Für eine Brustverkleinerung bedeutet das: Sie darf immer nur das letzte Mittel sein. Denn ein operativer Eingriff ist stets mit einem erheblichen Risiko verbunden ist. Machen zum Beispiel Patientinnen orthopädische Beschwerden in Folge von übergroßen Brüsten geltend, muss eine schwerwiegende Erkrankung der Wirbelsäule vorliegen, alle konservativen orthopädischen Behandlungsmaßnahmen müssen ausgeschöpft sein und die an Sicherheit grenzende Wahrscheinlichkeit bestehen, dass die Maßnahme auch den gewünschten Behandlungserfolg bringt. Bei einer postbariatrischen Straffungsoperation muss ein schwerwiegendes Krankheitsbild der Haut vorliegen, um einen operativen Eingriff zu rechtfertigen. Erst dann übernimmt die gesetzliche Krankenversicherung die Kosten.

Keine OP ohne Risiko

Diese Voraussetzungen erfüllte die Gynäkomastie des Patienten nicht. Weder das Gutachten des Patienten überzeugte das Gericht, da der Sachverständige die Angaben des Patienten nicht kritisch überprüft habe, noch die vorgelegten Bilder. Das Gericht folgte daher der Einschätzung des Medizinischen Dienstes. In seiner Abwägung wiesen die Richter auf die Risiken eines Eingriffs hin: mögliche Entzündungen, Thrombose oder Lungenembolie und operationsspezifische Komplikationen.

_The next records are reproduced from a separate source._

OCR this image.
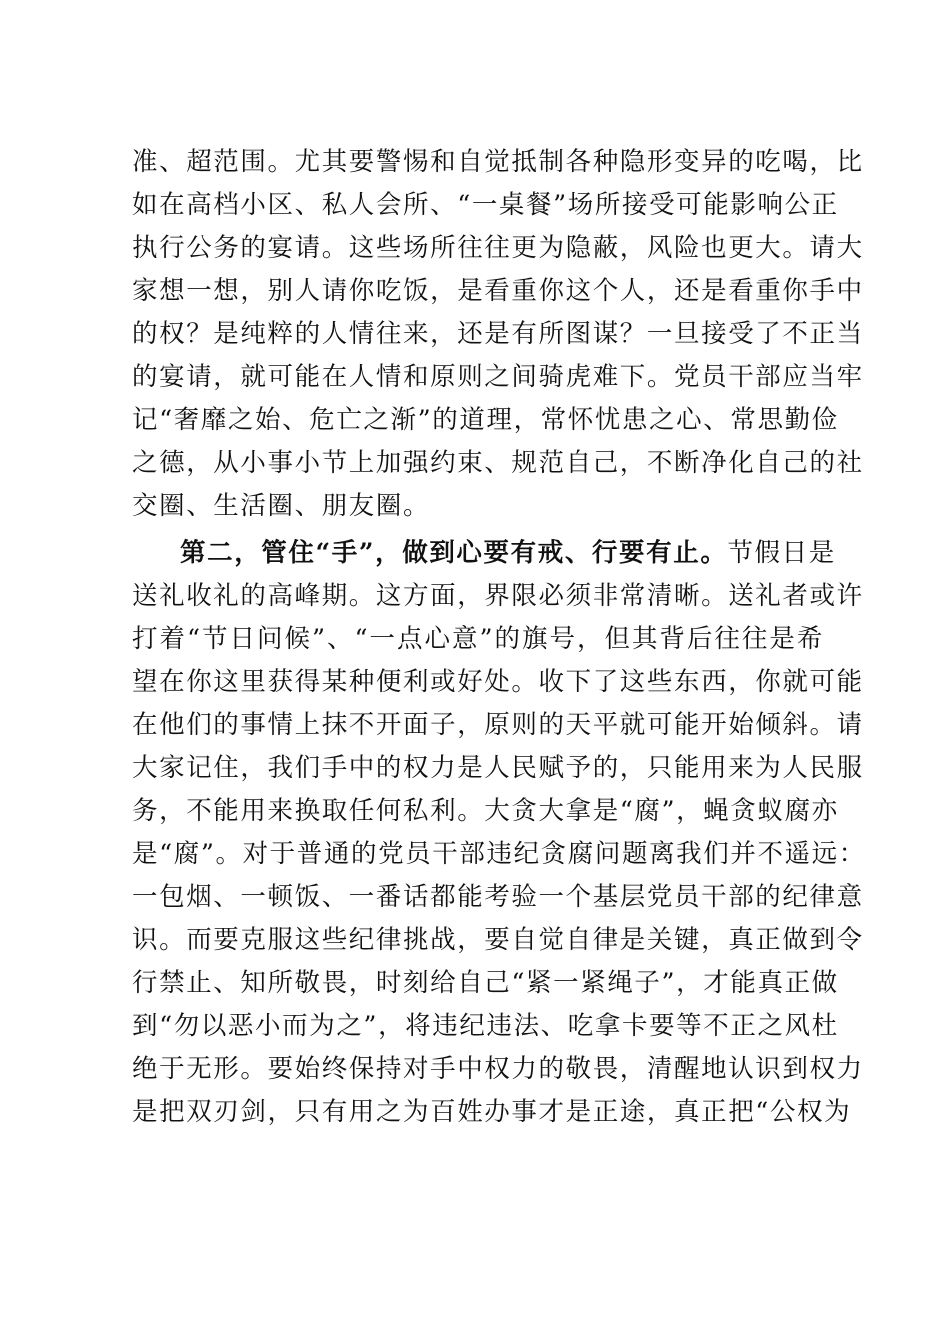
准、超范围。尤其要警惕和自觉抵制各种隐形变异的吃喝，比
如在高档小区、私人会所、“一桌餐”场所接受可能影响公正
执行公务的宴请。这些场所往往更为隐蔽，风险也更大。请大
家想一想，别人请你吃饭，是看重你这个人，还是看重你手中
的权？是纯粹的人情往来，还是有所图谋？一旦接受了不正当
的宴请，就可能在人情和原则之间骑虎难下。党员干部应当牢
记“奢靡之始、危亡之渐”的道理，常怀忧患之心、常思勤俭
之德，从小事小节上加强约束、规范自己，不断净化自己的社
交圈、生活圈、朋友圈。
第二，管住“手”，做到心要有戒、行要有止。节假日是
送礼收礼的高峰期。这方面，界限必须非常清晰。送礼者或许
打着“节日问候”、“一点心意”的旗号，但其背后往往是希
望在你这里获得某种便利或好处。收下了这些东西，你就可能
在他们的事情上抹不开面子，原则的天平就可能开始倾斜。请
大家记住，我们手中的权力是人民赋予的，只能用来为人民服
务，不能用来换取任何私利。大贪大拿是“腐”，蝇贪蚁腐亦
是“腐”。对于普通的党员干部违纪贪腐问题离我们并不遥远：
一包烟、一顿饭、一番话都能考验一个基层党员干部的纪律意
识。而要克服这些纪律挑战，要自觉自律是关键，真正做到令
行禁止、知所敬畏，时刻给自己“紧一紧绳子”，才能真正做
到“勿以恶小而为之”，将违纪违法、吃拿卡要等不正之风杜
绝于无形。要始终保持对手中权力的敬畏，清醒地认识到权力
是把双刃剑，只有用之为百姓办事才是正途，真正把“公权为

Brustverkleinerung ist Ultima Ratio

Für Hausärztinnen und Hausärzte ist es wichtig zu wissen, dass die Hürden für eine Operation bei idiopathischer Gynäkomastie hoch liegen. Andere Therapieoptionen müssen ausgeschöpft sein. Das bedeutet auch, dass beispielsweise eine schmerztherapeutische Behandlung durchgeführt und dokumentiert worden sein muss. Auch Arbeitsunfähigkeitsbescheinigungen aufgrund von Beschwerden können ein wichtiger Beleg für die Schwere der Erkrankung sein.